Parnell looked down at his sweatshirt, jeans and loafers before coming back up to her. ‘You are joking, aren’t you – about it being important how we’re dressed?’

‘No.’

‘I think it’s funny, even if you don’t. Anything that stupid has got to be funny.’

‘I don’t think it’s funny.’

‘I’ll hide myself in the crowd,’ promised Parnell.

But he couldn’t. The seats were designated and his was in the second row, directly in front of an already emplaced podium on a higher dais. Behind the podium were seats for the parent-company directors and the chief executives from Dubette’s overseas divisions. Parnell was aware of the attention and the frowns of those around him as he edged along his reserved line to his assigned place.

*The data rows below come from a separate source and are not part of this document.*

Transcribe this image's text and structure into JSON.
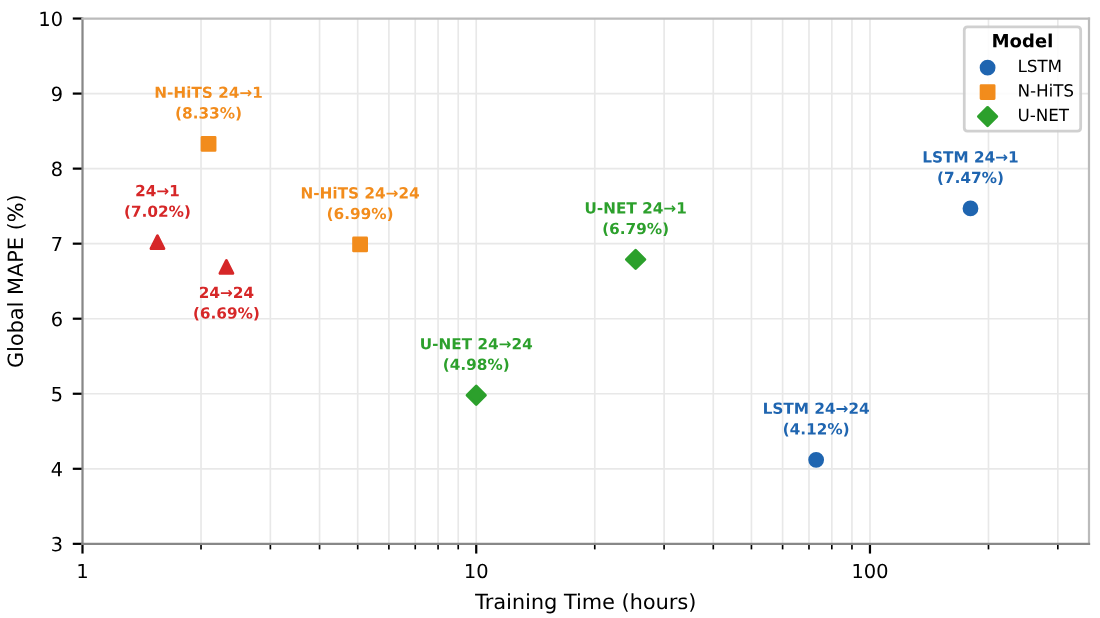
{
  "chart_data": {
    "type": "scatter",
    "xlabel": "Training Time (hours)",
    "ylabel": "Global MAPE (%)",
    "log": "x",
    "xlim": [
      1,
      360
    ],
    "xticks": [
      1,
      10,
      100
    ],
    "ylim": [
      3,
      10
    ],
    "yticks": [
      3,
      4,
      5,
      6,
      7,
      8,
      9,
      10
    ],
    "grid": true,
    "legend": "top right",
    "legend_title": "Model",
    "series": [
      {
        "name": "LSTM",
        "color": "#1f65b0",
        "marker": "circle",
        "x": [
          180,
          73
        ],
        "values": [
          7.47,
          4.12
        ],
        "value_labels": [
          "LSTM 24→1\n(7.47%)",
          "LSTM 24→24\n(4.12%)"
        ]
      },
      {
        "name": "N-HiTS",
        "color": "#f28c1c",
        "marker": "square",
        "x": [
          2.09,
          5.07
        ],
        "values": [
          8.33,
          6.99
        ],
        "value_labels": [
          "N-HiTS 24→1\n(8.33%)",
          "N-HiTS 24→24\n(6.99%)"
        ]
      },
      {
        "name": "U-NET",
        "color": "#2ca02c",
        "marker": "diamond",
        "x": [
          25.4,
          10
        ],
        "values": [
          6.79,
          4.98
        ],
        "value_labels": [
          "U-NET 24→1\n(6.79%)",
          "U-NET 24→24\n(4.98%)"
        ]
      },
      {
        "color": "#d62728",
        "marker": "triangle",
        "x": [
          1.55,
          2.32
        ],
        "values": [
          7.02,
          6.69
        ],
        "value_labels": [
          "24→1\n(7.02%)",
          "24→24\n(6.69%)"
        ]
      }
    ]
  }
}
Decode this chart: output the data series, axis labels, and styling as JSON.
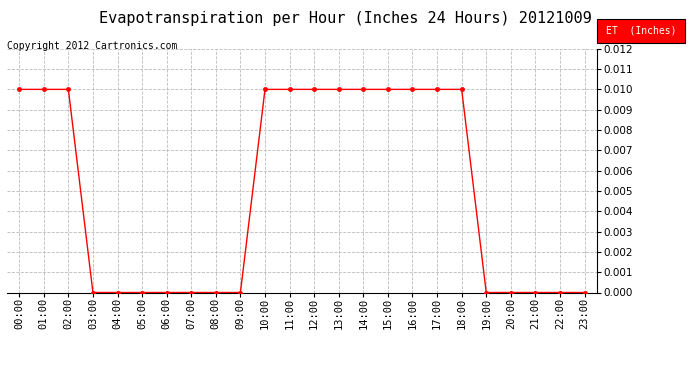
{
  "title": "Evapotranspiration per Hour (Inches 24 Hours) 20121009",
  "copyright": "Copyright 2012 Cartronics.com",
  "legend_label": "ET  (Inches)",
  "legend_bg": "#ff0000",
  "legend_text_color": "#ffffff",
  "line_color": "#ff0000",
  "marker": "o",
  "marker_size": 2.5,
  "background_color": "#ffffff",
  "grid_color": "#bbbbbb",
  "ylim": [
    0,
    0.012
  ],
  "yticks": [
    0.0,
    0.001,
    0.002,
    0.003,
    0.004,
    0.005,
    0.006,
    0.007,
    0.008,
    0.009,
    0.01,
    0.011,
    0.012
  ],
  "hours": [
    "00:00",
    "01:00",
    "02:00",
    "03:00",
    "04:00",
    "05:00",
    "06:00",
    "07:00",
    "08:00",
    "09:00",
    "10:00",
    "11:00",
    "12:00",
    "13:00",
    "14:00",
    "15:00",
    "16:00",
    "17:00",
    "18:00",
    "19:00",
    "20:00",
    "21:00",
    "22:00",
    "23:00"
  ],
  "values": [
    0.01,
    0.01,
    0.01,
    0.0,
    0.0,
    0.0,
    0.0,
    0.0,
    0.0,
    0.0,
    0.01,
    0.01,
    0.01,
    0.01,
    0.01,
    0.01,
    0.01,
    0.01,
    0.01,
    0.0,
    0.0,
    0.0,
    0.0,
    0.0
  ],
  "title_fontsize": 11,
  "tick_fontsize": 7.5,
  "copyright_fontsize": 7
}
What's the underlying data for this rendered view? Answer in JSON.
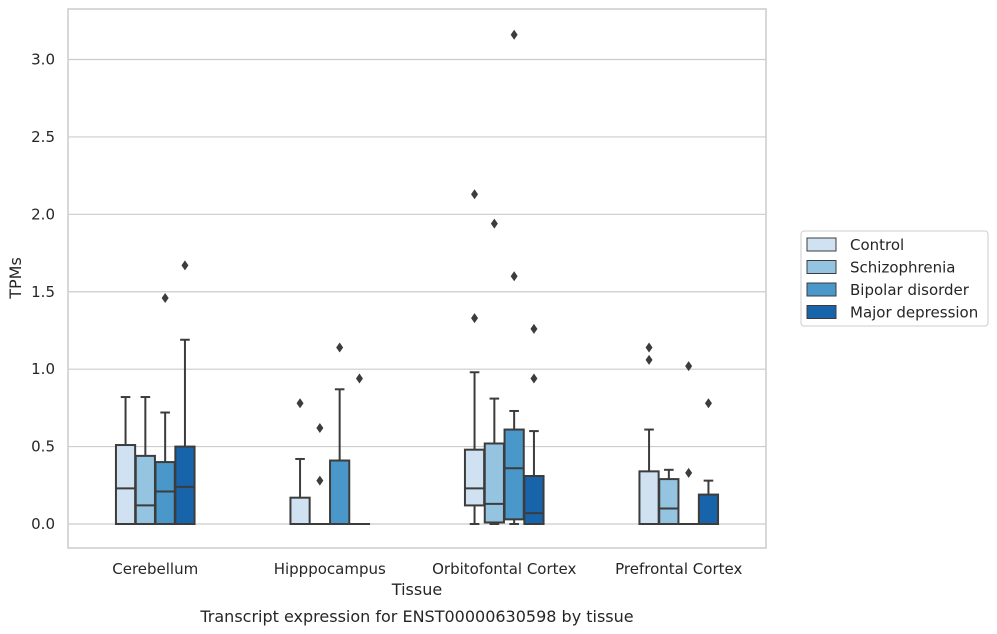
{
  "caption": "Transcript expression for ENST00000630598 by tissue",
  "chart_data": {
    "type": "box",
    "xlabel": "Tissue",
    "ylabel": "TPMs",
    "ylim": [
      -0.15,
      3.32
    ],
    "yticks": [
      0.0,
      0.5,
      1.0,
      1.5,
      2.0,
      2.5,
      3.0
    ],
    "ytick_labels": [
      "0.0",
      "0.5",
      "1.0",
      "1.5",
      "2.0",
      "2.5",
      "3.0"
    ],
    "grid": "horizontal",
    "legend_position": "right",
    "categories": [
      "Cerebellum",
      "Hipppocampus",
      "Orbitofontal Cortex",
      "Prefrontal Cortex"
    ],
    "series": [
      {
        "name": "Control",
        "color": "#d0e1f2",
        "boxes": [
          {
            "whislo": 0.0,
            "q1": 0.0,
            "med": 0.23,
            "q3": 0.51,
            "whishi": 0.82,
            "fliers": []
          },
          {
            "whislo": 0.0,
            "q1": 0.0,
            "med": 0.0,
            "q3": 0.17,
            "whishi": 0.42,
            "fliers": [
              0.78
            ]
          },
          {
            "whislo": 0.0,
            "q1": 0.12,
            "med": 0.23,
            "q3": 0.48,
            "whishi": 0.98,
            "fliers": [
              1.33,
              2.13
            ]
          },
          {
            "whislo": 0.0,
            "q1": 0.0,
            "med": 0.0,
            "q3": 0.34,
            "whishi": 0.61,
            "fliers": [
              1.06,
              1.14
            ]
          }
        ]
      },
      {
        "name": "Schizophrenia",
        "color": "#94c4df",
        "boxes": [
          {
            "whislo": 0.0,
            "q1": 0.0,
            "med": 0.12,
            "q3": 0.44,
            "whishi": 0.82,
            "fliers": []
          },
          {
            "whislo": 0.0,
            "q1": 0.0,
            "med": 0.0,
            "q3": 0.0,
            "whishi": 0.0,
            "fliers": [
              0.28,
              0.62
            ]
          },
          {
            "whislo": 0.0,
            "q1": 0.01,
            "med": 0.13,
            "q3": 0.52,
            "whishi": 0.81,
            "fliers": [
              1.94
            ]
          },
          {
            "whislo": 0.0,
            "q1": 0.0,
            "med": 0.1,
            "q3": 0.29,
            "whishi": 0.35,
            "fliers": []
          }
        ]
      },
      {
        "name": "Bipolar disorder",
        "color": "#4a98c9",
        "boxes": [
          {
            "whislo": 0.0,
            "q1": 0.0,
            "med": 0.21,
            "q3": 0.4,
            "whishi": 0.72,
            "fliers": [
              1.46
            ]
          },
          {
            "whislo": 0.0,
            "q1": 0.0,
            "med": 0.0,
            "q3": 0.41,
            "whishi": 0.87,
            "fliers": [
              1.14
            ]
          },
          {
            "whislo": 0.0,
            "q1": 0.03,
            "med": 0.36,
            "q3": 0.61,
            "whishi": 0.73,
            "fliers": [
              1.6,
              3.16
            ]
          },
          {
            "whislo": 0.0,
            "q1": 0.0,
            "med": 0.0,
            "q3": 0.0,
            "whishi": 0.0,
            "fliers": [
              0.33,
              1.02
            ]
          }
        ]
      },
      {
        "name": "Major depression",
        "color": "#1764ab",
        "boxes": [
          {
            "whislo": 0.0,
            "q1": 0.0,
            "med": 0.24,
            "q3": 0.5,
            "whishi": 1.19,
            "fliers": [
              1.67
            ]
          },
          {
            "whislo": 0.0,
            "q1": 0.0,
            "med": 0.0,
            "q3": 0.0,
            "whishi": 0.0,
            "fliers": [
              0.94
            ]
          },
          {
            "whislo": 0.0,
            "q1": 0.0,
            "med": 0.07,
            "q3": 0.31,
            "whishi": 0.6,
            "fliers": [
              0.94,
              1.26
            ]
          },
          {
            "whislo": 0.0,
            "q1": 0.0,
            "med": 0.0,
            "q3": 0.19,
            "whishi": 0.28,
            "fliers": [
              0.78
            ]
          }
        ]
      }
    ]
  }
}
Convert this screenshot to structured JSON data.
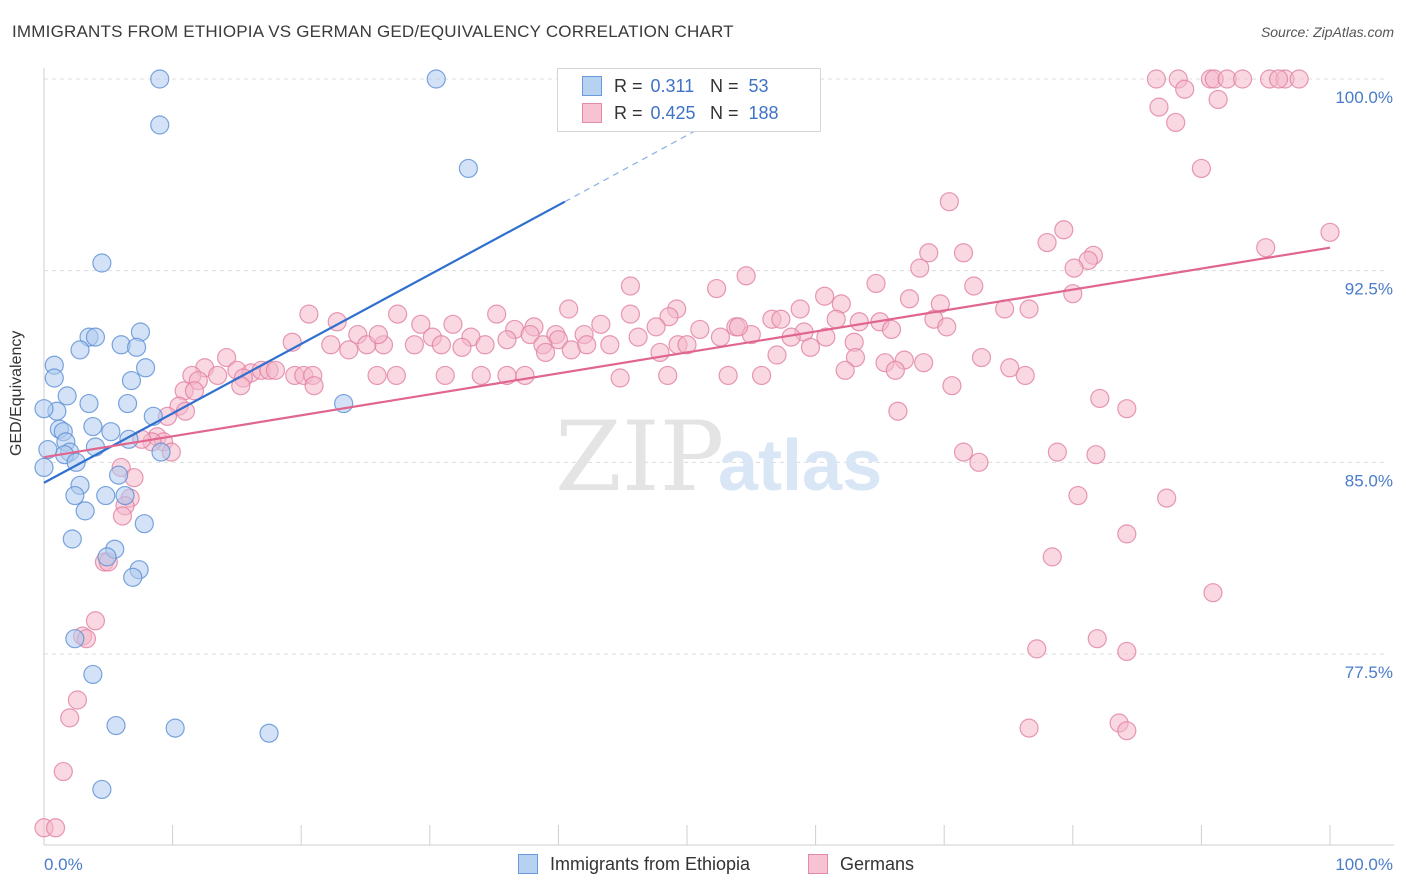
{
  "title": "IMMIGRANTS FROM ETHIOPIA VS GERMAN GED/EQUIVALENCY CORRELATION CHART",
  "source": "Source: ZipAtlas.com",
  "watermark": {
    "zip": "ZIP",
    "atlas": "atlas"
  },
  "legend": {
    "series1": {
      "r_label": "R =",
      "r_value": "0.311",
      "n_label": "N =",
      "n_value": "53"
    },
    "series2": {
      "r_label": "R =",
      "r_value": "0.425",
      "n_label": "N =",
      "n_value": "188"
    }
  },
  "colors": {
    "blue_fill": "#aecbee",
    "blue_stroke": "#5b8fd4",
    "blue_line": "#2f6fcf",
    "pink_fill": "#f4b8cb",
    "pink_stroke": "#e17fa2",
    "pink_line": "#e0668f",
    "tick_label": "#4a7cc9",
    "grid": "#dcdcdc"
  },
  "chart_data": {
    "type": "scatter",
    "title": "IMMIGRANTS FROM ETHIOPIA VS GERMAN GED/EQUIVALENCY CORRELATION CHART",
    "xlabel": "",
    "ylabel": "GED/Equivalency",
    "xlim": [
      0,
      100
    ],
    "ylim": [
      70.7,
      100.8
    ],
    "x_tick_labels": [
      "0.0%",
      "100.0%"
    ],
    "y_ticks": [
      77.5,
      85.0,
      92.5,
      100.0
    ],
    "y_tick_labels": [
      "77.5%",
      "85.0%",
      "92.5%",
      "100.0%"
    ],
    "grid": true,
    "legend_position": "top-center",
    "series": [
      {
        "name": "Immigrants from Ethiopia",
        "color": "#aecbee",
        "trend": {
          "x0": 0,
          "y0": 84.2,
          "x1": 40.5,
          "y1": 95.2,
          "dashed_to_x": 55.5,
          "dashed_to_y": 99.3
        },
        "points": [
          [
            9.0,
            100.0
          ],
          [
            30.5,
            100.0
          ],
          [
            9.0,
            98.2
          ],
          [
            33.0,
            96.5
          ],
          [
            4.5,
            92.8
          ],
          [
            3.5,
            89.9
          ],
          [
            4.0,
            89.9
          ],
          [
            7.5,
            90.1
          ],
          [
            6.0,
            89.6
          ],
          [
            7.2,
            89.5
          ],
          [
            2.8,
            89.4
          ],
          [
            0.8,
            88.8
          ],
          [
            7.9,
            88.7
          ],
          [
            0.8,
            88.3
          ],
          [
            6.8,
            88.2
          ],
          [
            1.8,
            87.6
          ],
          [
            3.5,
            87.3
          ],
          [
            6.5,
            87.3
          ],
          [
            1.0,
            87.0
          ],
          [
            8.5,
            86.8
          ],
          [
            1.2,
            86.3
          ],
          [
            5.2,
            86.2
          ],
          [
            1.5,
            86.2
          ],
          [
            3.8,
            86.4
          ],
          [
            6.6,
            85.9
          ],
          [
            1.7,
            85.8
          ],
          [
            4.0,
            85.6
          ],
          [
            2.0,
            85.4
          ],
          [
            9.1,
            85.4
          ],
          [
            1.6,
            85.3
          ],
          [
            2.5,
            85.0
          ],
          [
            0.0,
            84.8
          ],
          [
            5.8,
            84.5
          ],
          [
            2.8,
            84.1
          ],
          [
            6.3,
            83.7
          ],
          [
            2.4,
            83.7
          ],
          [
            4.8,
            83.7
          ],
          [
            3.2,
            83.1
          ],
          [
            7.8,
            82.6
          ],
          [
            2.2,
            82.0
          ],
          [
            5.5,
            81.6
          ],
          [
            4.9,
            81.3
          ],
          [
            7.4,
            80.8
          ],
          [
            6.9,
            80.5
          ],
          [
            2.4,
            78.1
          ],
          [
            3.8,
            76.7
          ],
          [
            5.6,
            74.7
          ],
          [
            10.2,
            74.6
          ],
          [
            17.5,
            74.4
          ],
          [
            4.5,
            72.2
          ],
          [
            23.3,
            87.3
          ],
          [
            0.0,
            87.1
          ],
          [
            0.3,
            85.5
          ]
        ]
      },
      {
        "name": "Germans",
        "color": "#f4b8cb",
        "trend": {
          "x0": 0,
          "y0": 85.2,
          "x1": 100,
          "y1": 93.4
        },
        "points": [
          [
            86.5,
            100.0
          ],
          [
            88.2,
            100.0
          ],
          [
            90.7,
            100.0
          ],
          [
            91.0,
            100.0
          ],
          [
            92.0,
            100.0
          ],
          [
            93.2,
            100.0
          ],
          [
            95.3,
            100.0
          ],
          [
            96.5,
            100.0
          ],
          [
            97.6,
            100.0
          ],
          [
            96.0,
            100.0
          ],
          [
            88.7,
            99.6
          ],
          [
            91.3,
            99.2
          ],
          [
            86.7,
            98.9
          ],
          [
            88.0,
            98.3
          ],
          [
            90.0,
            96.5
          ],
          [
            70.4,
            95.2
          ],
          [
            100.0,
            94.0
          ],
          [
            79.3,
            94.1
          ],
          [
            78.0,
            93.6
          ],
          [
            95.0,
            93.4
          ],
          [
            68.8,
            93.2
          ],
          [
            71.5,
            93.2
          ],
          [
            81.6,
            93.1
          ],
          [
            81.2,
            92.9
          ],
          [
            80.1,
            92.6
          ],
          [
            68.1,
            92.6
          ],
          [
            54.6,
            92.3
          ],
          [
            64.7,
            92.0
          ],
          [
            72.3,
            91.9
          ],
          [
            45.6,
            91.9
          ],
          [
            52.3,
            91.8
          ],
          [
            80.0,
            91.6
          ],
          [
            60.7,
            91.5
          ],
          [
            67.3,
            91.4
          ],
          [
            62.0,
            91.2
          ],
          [
            69.7,
            91.2
          ],
          [
            40.8,
            91.0
          ],
          [
            49.2,
            91.0
          ],
          [
            58.8,
            91.0
          ],
          [
            74.7,
            91.0
          ],
          [
            76.6,
            91.0
          ],
          [
            20.6,
            90.8
          ],
          [
            27.5,
            90.8
          ],
          [
            35.2,
            90.8
          ],
          [
            45.6,
            90.8
          ],
          [
            48.6,
            90.7
          ],
          [
            56.6,
            90.6
          ],
          [
            61.6,
            90.6
          ],
          [
            57.3,
            90.6
          ],
          [
            69.2,
            90.6
          ],
          [
            63.4,
            90.5
          ],
          [
            65.0,
            90.5
          ],
          [
            29.3,
            90.4
          ],
          [
            31.8,
            90.4
          ],
          [
            43.3,
            90.4
          ],
          [
            38.1,
            90.3
          ],
          [
            47.6,
            90.3
          ],
          [
            53.8,
            90.3
          ],
          [
            36.6,
            90.2
          ],
          [
            51.0,
            90.2
          ],
          [
            65.9,
            90.2
          ],
          [
            70.2,
            90.3
          ],
          [
            37.8,
            90.0
          ],
          [
            39.8,
            90.0
          ],
          [
            42.0,
            90.0
          ],
          [
            55.0,
            90.0
          ],
          [
            59.1,
            90.1
          ],
          [
            24.4,
            90.0
          ],
          [
            30.2,
            89.9
          ],
          [
            33.2,
            89.9
          ],
          [
            46.2,
            89.9
          ],
          [
            52.6,
            89.9
          ],
          [
            58.1,
            89.9
          ],
          [
            60.8,
            89.9
          ],
          [
            36.0,
            89.8
          ],
          [
            40.0,
            89.8
          ],
          [
            63.0,
            89.7
          ],
          [
            19.3,
            89.7
          ],
          [
            22.3,
            89.6
          ],
          [
            26.4,
            89.6
          ],
          [
            28.8,
            89.6
          ],
          [
            34.3,
            89.6
          ],
          [
            38.8,
            89.6
          ],
          [
            44.0,
            89.6
          ],
          [
            49.3,
            89.6
          ],
          [
            25.1,
            89.6
          ],
          [
            30.9,
            89.6
          ],
          [
            50.0,
            89.6
          ],
          [
            32.5,
            89.5
          ],
          [
            23.7,
            89.4
          ],
          [
            41.0,
            89.4
          ],
          [
            39.0,
            89.3
          ],
          [
            47.9,
            89.3
          ],
          [
            66.9,
            89.0
          ],
          [
            72.9,
            89.1
          ],
          [
            63.1,
            89.1
          ],
          [
            65.4,
            88.9
          ],
          [
            68.4,
            88.9
          ],
          [
            14.2,
            89.1
          ],
          [
            12.5,
            88.7
          ],
          [
            15.0,
            88.6
          ],
          [
            16.1,
            88.5
          ],
          [
            16.9,
            88.6
          ],
          [
            17.5,
            88.6
          ],
          [
            18.0,
            88.6
          ],
          [
            11.5,
            88.4
          ],
          [
            13.5,
            88.4
          ],
          [
            15.5,
            88.3
          ],
          [
            19.5,
            88.4
          ],
          [
            20.2,
            88.4
          ],
          [
            20.9,
            88.4
          ],
          [
            25.9,
            88.4
          ],
          [
            27.4,
            88.4
          ],
          [
            31.2,
            88.4
          ],
          [
            36.0,
            88.4
          ],
          [
            37.4,
            88.4
          ],
          [
            34.0,
            88.4
          ],
          [
            66.2,
            88.6
          ],
          [
            75.1,
            88.7
          ],
          [
            76.3,
            88.4
          ],
          [
            55.8,
            88.4
          ],
          [
            48.5,
            88.4
          ],
          [
            12.0,
            88.2
          ],
          [
            15.3,
            88.0
          ],
          [
            21.0,
            88.0
          ],
          [
            10.9,
            87.8
          ],
          [
            70.6,
            88.0
          ],
          [
            11.7,
            87.8
          ],
          [
            10.5,
            87.2
          ],
          [
            11.0,
            87.0
          ],
          [
            84.2,
            87.1
          ],
          [
            82.1,
            87.5
          ],
          [
            66.4,
            87.0
          ],
          [
            9.6,
            86.8
          ],
          [
            8.8,
            86.0
          ],
          [
            9.3,
            85.8
          ],
          [
            8.4,
            85.8
          ],
          [
            7.6,
            85.9
          ],
          [
            9.9,
            85.4
          ],
          [
            71.5,
            85.4
          ],
          [
            78.8,
            85.4
          ],
          [
            81.8,
            85.3
          ],
          [
            72.7,
            85.0
          ],
          [
            6.0,
            84.8
          ],
          [
            7.0,
            84.4
          ],
          [
            80.4,
            83.7
          ],
          [
            87.3,
            83.6
          ],
          [
            6.7,
            83.6
          ],
          [
            6.3,
            83.3
          ],
          [
            6.1,
            82.9
          ],
          [
            84.2,
            82.2
          ],
          [
            78.4,
            81.3
          ],
          [
            4.7,
            81.1
          ],
          [
            5.0,
            81.1
          ],
          [
            90.9,
            79.9
          ],
          [
            4.0,
            78.8
          ],
          [
            3.0,
            78.2
          ],
          [
            3.3,
            78.1
          ],
          [
            81.9,
            78.1
          ],
          [
            77.2,
            77.7
          ],
          [
            84.2,
            77.6
          ],
          [
            2.6,
            75.7
          ],
          [
            2.0,
            75.0
          ],
          [
            76.6,
            74.6
          ],
          [
            83.6,
            74.8
          ],
          [
            84.2,
            74.5
          ],
          [
            1.5,
            72.9
          ],
          [
            0.0,
            70.7
          ],
          [
            0.9,
            70.7
          ],
          [
            59.6,
            89.5
          ],
          [
            62.3,
            88.6
          ],
          [
            57.0,
            89.2
          ],
          [
            44.8,
            88.3
          ],
          [
            53.2,
            88.4
          ],
          [
            42.2,
            89.6
          ],
          [
            54.0,
            90.3
          ],
          [
            26.0,
            90.0
          ],
          [
            22.8,
            90.5
          ]
        ]
      }
    ]
  }
}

Parnell sensed the stir and rose with everyone else at the entry of the governing directors on to the raised area, led by Edward C. Grant. The president was a small, bull-chested man, the whiteness of his hair heightened by a deep tan. The man made his way across the stage with the confidence of someone who knew seas would part if he demanded it. He wore a dark blue suit that Parnell realized had been copied by virtually everyone surrounding him. Parnell’s sweatshirt was yellow and he accepted that he stood out like a beacon. Being 6'2" made him even more of a lighthouse among his smaller neighbours. When the president came to the podium for his keynote address, Parnell at once became Grant’s unremitting focus. Parnell stared back unperturbed. He’d heard of commercial companies ruled like medieval fiefdoms, but always imagined the stories exaggerated by those in pure research, to reassure themselves they were right to remain aloof in cosseted scientific academia.